Second of all, it's cynical because it's easy to support such ideas when you're not the citizen who has to suffer through the consequences if things get worse. What would be your response if your idea simply doesn't work? "Better luck next time?"

This isn't a game.


> Personally I'd welcome some sort of intervention by one of the three-letter agencies - this time it could be actually for a good cause.

Yes, because those three-letter agencies have a fantastic track record in South America. [/s]

That would be a fine way to make things exponentially worse.


> That would be a fine way to make things exponentially worse.

Things are FUBAR already.
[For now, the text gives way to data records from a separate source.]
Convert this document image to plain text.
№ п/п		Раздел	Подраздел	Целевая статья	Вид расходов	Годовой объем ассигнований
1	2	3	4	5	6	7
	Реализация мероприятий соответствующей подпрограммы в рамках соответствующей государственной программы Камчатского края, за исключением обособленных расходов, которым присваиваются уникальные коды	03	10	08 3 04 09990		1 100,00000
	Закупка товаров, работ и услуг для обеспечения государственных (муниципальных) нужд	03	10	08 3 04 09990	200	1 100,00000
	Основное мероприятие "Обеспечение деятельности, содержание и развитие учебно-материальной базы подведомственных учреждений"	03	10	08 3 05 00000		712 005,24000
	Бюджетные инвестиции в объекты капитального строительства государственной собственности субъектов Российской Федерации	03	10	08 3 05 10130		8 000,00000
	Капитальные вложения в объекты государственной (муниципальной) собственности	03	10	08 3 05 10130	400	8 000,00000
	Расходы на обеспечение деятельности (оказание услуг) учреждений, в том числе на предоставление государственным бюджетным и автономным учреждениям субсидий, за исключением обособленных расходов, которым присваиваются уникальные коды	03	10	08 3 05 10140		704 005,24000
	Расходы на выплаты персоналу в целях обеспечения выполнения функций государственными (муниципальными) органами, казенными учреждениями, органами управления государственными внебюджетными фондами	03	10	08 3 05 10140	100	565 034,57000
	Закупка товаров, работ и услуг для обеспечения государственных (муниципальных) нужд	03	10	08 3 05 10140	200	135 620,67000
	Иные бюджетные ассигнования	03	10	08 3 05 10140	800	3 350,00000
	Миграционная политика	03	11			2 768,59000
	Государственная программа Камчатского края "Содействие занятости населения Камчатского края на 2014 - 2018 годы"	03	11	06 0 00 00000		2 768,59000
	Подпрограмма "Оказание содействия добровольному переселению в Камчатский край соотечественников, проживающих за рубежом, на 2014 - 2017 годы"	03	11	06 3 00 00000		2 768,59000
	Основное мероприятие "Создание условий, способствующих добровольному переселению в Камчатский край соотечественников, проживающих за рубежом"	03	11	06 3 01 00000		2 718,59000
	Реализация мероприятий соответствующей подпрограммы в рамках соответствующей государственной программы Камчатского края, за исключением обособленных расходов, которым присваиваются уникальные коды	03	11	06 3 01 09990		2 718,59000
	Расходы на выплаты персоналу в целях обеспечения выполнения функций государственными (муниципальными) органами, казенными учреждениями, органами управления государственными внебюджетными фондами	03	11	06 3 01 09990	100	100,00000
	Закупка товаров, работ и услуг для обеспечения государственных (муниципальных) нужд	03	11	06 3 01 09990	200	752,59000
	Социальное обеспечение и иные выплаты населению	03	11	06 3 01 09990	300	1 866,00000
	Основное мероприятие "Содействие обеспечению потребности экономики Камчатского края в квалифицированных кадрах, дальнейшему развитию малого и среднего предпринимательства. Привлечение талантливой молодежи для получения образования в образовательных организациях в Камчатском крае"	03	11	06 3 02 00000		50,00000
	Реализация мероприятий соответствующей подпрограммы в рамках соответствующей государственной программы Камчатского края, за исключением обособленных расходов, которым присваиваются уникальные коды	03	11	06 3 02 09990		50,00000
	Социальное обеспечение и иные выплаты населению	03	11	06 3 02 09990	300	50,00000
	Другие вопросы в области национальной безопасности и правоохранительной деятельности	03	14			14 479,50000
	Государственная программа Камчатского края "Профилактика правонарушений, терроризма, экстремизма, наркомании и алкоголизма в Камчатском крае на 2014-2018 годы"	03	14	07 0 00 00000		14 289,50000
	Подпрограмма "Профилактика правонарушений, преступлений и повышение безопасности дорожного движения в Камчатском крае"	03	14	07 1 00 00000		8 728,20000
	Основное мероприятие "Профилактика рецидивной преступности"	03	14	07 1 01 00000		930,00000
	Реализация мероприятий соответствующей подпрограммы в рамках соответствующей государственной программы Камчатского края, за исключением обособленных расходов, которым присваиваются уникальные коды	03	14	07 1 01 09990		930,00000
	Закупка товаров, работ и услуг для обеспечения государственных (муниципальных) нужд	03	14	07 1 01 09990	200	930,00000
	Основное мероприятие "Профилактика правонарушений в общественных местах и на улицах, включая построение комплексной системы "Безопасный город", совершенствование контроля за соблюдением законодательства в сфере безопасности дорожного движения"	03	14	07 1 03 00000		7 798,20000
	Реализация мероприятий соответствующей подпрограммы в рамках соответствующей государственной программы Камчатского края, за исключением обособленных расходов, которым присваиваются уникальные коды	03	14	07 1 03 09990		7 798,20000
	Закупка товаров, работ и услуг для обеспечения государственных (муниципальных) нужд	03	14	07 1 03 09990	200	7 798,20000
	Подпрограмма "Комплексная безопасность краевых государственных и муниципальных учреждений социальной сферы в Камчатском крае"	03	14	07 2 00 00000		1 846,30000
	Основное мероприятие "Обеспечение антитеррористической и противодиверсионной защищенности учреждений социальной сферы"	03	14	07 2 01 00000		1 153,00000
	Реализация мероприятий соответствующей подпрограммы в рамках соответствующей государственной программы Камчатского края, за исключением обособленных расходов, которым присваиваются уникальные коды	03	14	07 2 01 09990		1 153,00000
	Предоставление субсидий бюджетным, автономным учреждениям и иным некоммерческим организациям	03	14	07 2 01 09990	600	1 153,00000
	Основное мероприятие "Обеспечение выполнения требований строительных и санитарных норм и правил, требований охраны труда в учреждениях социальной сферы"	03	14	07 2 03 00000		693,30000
It can't get that much worse: entire countries are effectively run by drug empires, others are falling apart due to uncontrolled, rampant violence (often enough caused by criminals the US deported in the first place), and Bolsonaro is selling out the future of humanity.

I agree that the anti-communist interventions of the past were a catastrophe - but looking away now and leaving the poor and nature to pay the price for past misdeeds is not an option.

The US needs to legalize drugs to drain the cartels of their funding source, support the local legitimate governments that are fighting against cartel and gang violence - and ensure that the Amazon rain forest is not burned down any more.


They can get much, much worse. Unimaginably worse. There's no comparison between Venezuela and Brazil, for example. But even between Bolivia and Brazil or Peru and Brazil there's a steep difference in development and living standards. Foreign intervention would destabilize the country and potentially lead to war, human suffering, and devastation.

> entire countries are effectively run by drug empires

This is not true.

> Bolsonaro is selling out the future of humanity

I'm not even sure what you mean here, but it sounds inaccurate and an exaggeration at the very least.

Brazil is going through a bad patch, for sure. But it's still the biggest, most dynamic economy in South America, a stable democracy with relatively high HDI, and a nation of proud people with vibrant history and culture. The idea of foreign intervention sends shivers down my spine - it would absolutely, with 100% certainty make things worse, and would be potentially catastrophic for the country. I find it really amazing that someone can casually suggest this. Hasn't South America suffered enough?